Matt Williams: We will see Ireland’s worth against a pissed-off New Zealand team
Kiwis seek revenge, hoping to inspire those back home affected by the earthquake
New Zealand Prime Minister John Key meeting with former New Zealand captain Richie McCaw during his visit to Kaikoura on the South Island’s east coast following this week’s earthquake. Photograph: Mark Mitchell/AFP/Getty Images
Two weeks ago in the Chicago hotel where New Zealand were staying, immediately after Ireland achieved perhaps their most celebrated one-off victory in rugby, there may have been a few icy cold Kiwi Steinlagers sitting on the coaches’ table.
The tops were lovingly removed from the cold beers and the bottles handed around to each New Zealand staff member. After the first sip had washed away the dust of Soldier Field, a wise old coach, perhaps Wayne Smith, might have ventured: “You know what? In the long run, getting beaten today might be a very good thing for us.”
Now the New Zealand coaches will never admit that any failure is a good thing. However, Ireland’s victory not only ended New Zealand’s undefeated run, it has taken away all the pressure and media hype from the team’s world record breaking winning streak.
The New Zealand leaders would look at the defeat as an opportunity to work on their resilience and exercise it like a muscle, to make it stronger. That is how powerfully they think.
While Steve Hansen and Smith are true warriors and defeat is alien to everything they hold dear, after some reflection they may be feeling a bit of Irish humble pie that was served nice and warm in Chicago was just what the doctor ordered.
I would venture the intensity at New Zealand training was ramped up several levels and during the contact sessions blood was spilt.
While taking nothing away from the Irish win, we must also take into account the recent Kiwi travel programme. It is scarcely credible.

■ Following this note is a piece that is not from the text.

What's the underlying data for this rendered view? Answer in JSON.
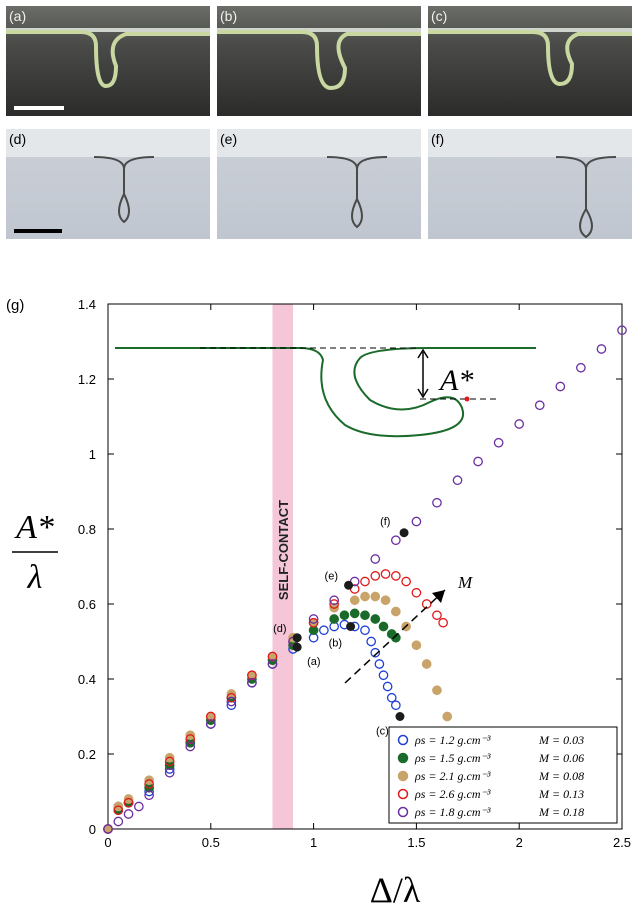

Auckland to Buenos Aires. Buenos Aires to Durban. Durban to Auckland. Auckland to Chicago. Chicago to Rome. Rome to Dublin.
All in the past six weeks. That schedule would fatigue any team.
I miss a lot of things about being in full-time professional rugby, but airports, long haul flights and hotel rooms are not on that list. The New Zealand travel schedule is perhaps the most arduous I can remember.
While racking up frequent flyer points sounds glamorous, I can assure it is not. It is a hard and exhausting grind. Not only is it fatiguing but the fatigue is accumulative. For some of the New Zealanders it would be their third trip to South Africa and their second to Argentina in eight months. On the end of Super Rugby season that started in January, then June internationals, frequent trips across “the ditch” to Australia and then the Rugby Championship, there are a lot of tired workers from the south.
That means New Zealand were vulnerable in Chicago and Ireland exploited that vulnerability. New Zealand were out-tackled, out-attacked, out-thought and most astonishingly out-enthused. Ireland’s energy and purpose were simply extraordinary.
In Dublin, that Kiwi vulnerability will not exist. From bitter experience I can guarantee that inside the chest of a New Zealander who has just lost a big game of rugby, beats a cold, pitiless heart, hell bent on inflicting pain, suffering and revenge.
The true worth of this Irish team will be measured in how they play at the Aviva against a bunch of extremely pissed off New Zealanders.
Ireland must produce another high energy, ultra-enthusiastic performance, but this time on Irish soil. To observe the mental resilience of the Irish will be fascinating.
Essentially, this week they must bring an even higher standard of attacking mindset to the Aviva than they did at Soldier Field if they are to win.
The mantra must be: “Score three tries we have a chance. Score four and we have a big chance. Score five and we will win.” Ireland cannot rope-a-dope New Zealand.
The New Zealanders will be playing with a special intensity.
The people in the Canterbury region of the South Island are enduring the devastation of yet another catastrophic earthquake. While my mates in Christchurch tell me that the city has been relatively spared, after the demolition of 2011, it is now the town of Kaikoura and the people north of Christchurch that are suffering.
Cantabrians are the toughest competitors I have ever dealt with on a rugby field. Off it, they are some of the most wonderfully generous people I have met. They are hurting, but as a community they remain tough, united and positive.
While all in the rugby world wish to send their best wishes and support to the New Zealanders affected, the men wearing the black jerseys know that a big performance from them will bring some joy to those whose hearts have been broken, but whose spirit remains indomitable.
While we are all interested in a potentially, great game of rugby, there is something much more important than rugby happening on the South Island. Many good and honest people are trying to pick up the pieces of shattered lives.
Yet, no matter how intolerably difficult a personal situations gets for a Kiwi, their life it is always that little much easier to deal with when their beloved rugby team wins.
No matter this week’s score, those people will never, ever be beaten.